I‘d gone to visit Nick just before he flew back and on a whim I suggested renting a car to make a trip down to IKEA. I’d wanted to check out some furniture for the new place. We arrived before lunchtime and I was hungry. To our chagrin, Nando’s and all the other restaurants hadn’t opened yet and our only choice was the IKEA cafeteria. After spending £7 each for a highly unsatisfying lunch (remind me never to eat at IKEA again), we spent the better part of the day in the massive warehouse/showroom of IKEA.
For dinner, we were determined to eat something better and I thought of Ebi Sushi in Derby. I’d been there twice before, the first time was when I was still in Nottingham. I’d gone there with a couple of friends after reading great reviews about the place. Even the Daily Mail has written about it!
The bus there took 45 minutes. Thinking back, I guess we were just too free as students. I don’t think I want to spend 1.5h on a bus just to get there now. Fortunately though, the food did not disappointed. Although the prices were much higher than what we were comfortable with, you know you’re in a legit Japanese restaurant when the sushi chef is an old Japanese man with Japanese regular customers.
So on this occasion when we were thinking of where to go for dinner, Ebi Sushi sprang to mind again. Nick hadn’t tried it before but he didn’t need much convincing once he heard that it was authentic Japanese food. Did I mention we love Japanese food? (Read my review of Sakana Sushi in Algate East, London here.)
They give you a free starter which varies daily. Previously I’ve had maguro (tuna) stewed in a sweet sauce which was simply divine. On this occasion, however, we were served a humbler stewed nasu (eggplant).
Don’t be fooled by its uninspiring appearance though, because it tasted really good! Even the usually vegetable-averse Nick took to it after some initial reservations at it being a vegetable.
We ordered the cheapest sushi platter which was £25.
While it goes without saying that the raw fish is amazingly fresh, the most surprising part for me is their nori. We’ve all had sushi wrapped in nori before but somehow, their nori had an extra dimension to it. It’s hard to explain, but I could literally taste the sea in that nori and it was the most amazing bit of seaweed I have ever had.

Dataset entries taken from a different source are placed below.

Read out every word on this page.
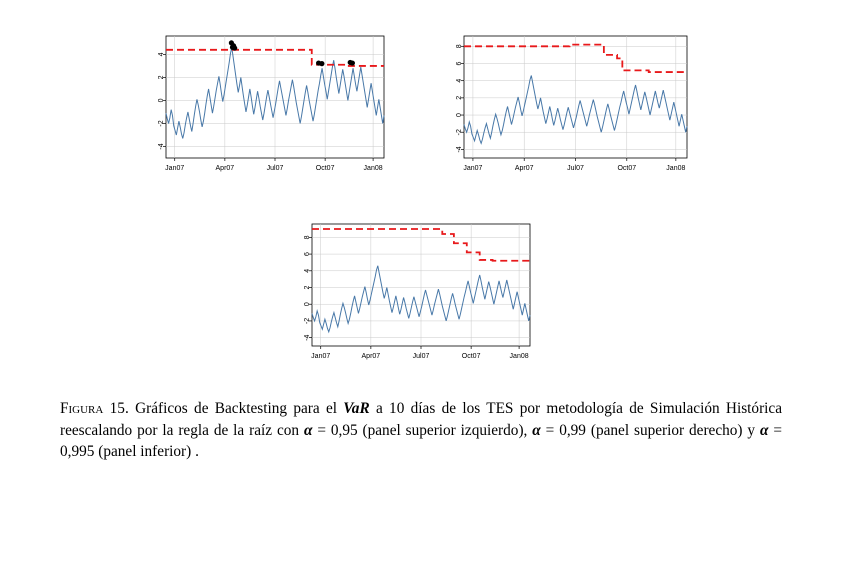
-4
-2
0
2
4
Jan07	Apr07	Jul07	Oct07	Jan08
-4
-2
0
2
4
6
8
Jan07	Apr07	Jul07	Oct07	Jan08
-4
-2
0
2
4
6
8
Jan07	Apr07	Jul07	Oct07	Jan08
Figura 15. Gráficos de Backtesting para el VaR a 10 días de los TES por metodología de Simulación Histórica reescalando por la regla de la raíz con α = 0,95 (panel superior izquierdo), α = 0,99 (panel superior derecho) y α = 0,995 (panel inferior) .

But my favourite is still the ikura (salmon roe). Little unctuous balls that burst as you bite into it. I’m salivating already. Plus, it’s high in Omega 3! A close second is the otoro (tuna belly), just below the ikura in the picture below. It’s a little blur but you can just make out the beautiful marbling of the flesh which melts in your mouth.
And now for the cooked food. The tonkatsu was delicious and cost about £8 from memory. It was fried to perfection, crispy breeding on the outside and juicy pork on the inside. Adorn it with a squeeze of lemon and a basting of tonkatsu sauce and you’re in heaven.
And then the fried chicken. Juicy pieces of chicken thigh breaded and deep fried. I love how the juices of the meat seep out as you bite into it, just like a xiao long bao.
I preferred this to the tonkatsu, though Nick preferred the tonkatsu. But what’s new? We are always complete opposites!
The total bill came up to about £50, which is much more than what we usually spend eating out. But it we thought it was well worth it. I definitely recommend making reservations to avoid disappointment. They are a small outfit and can get pretty packed!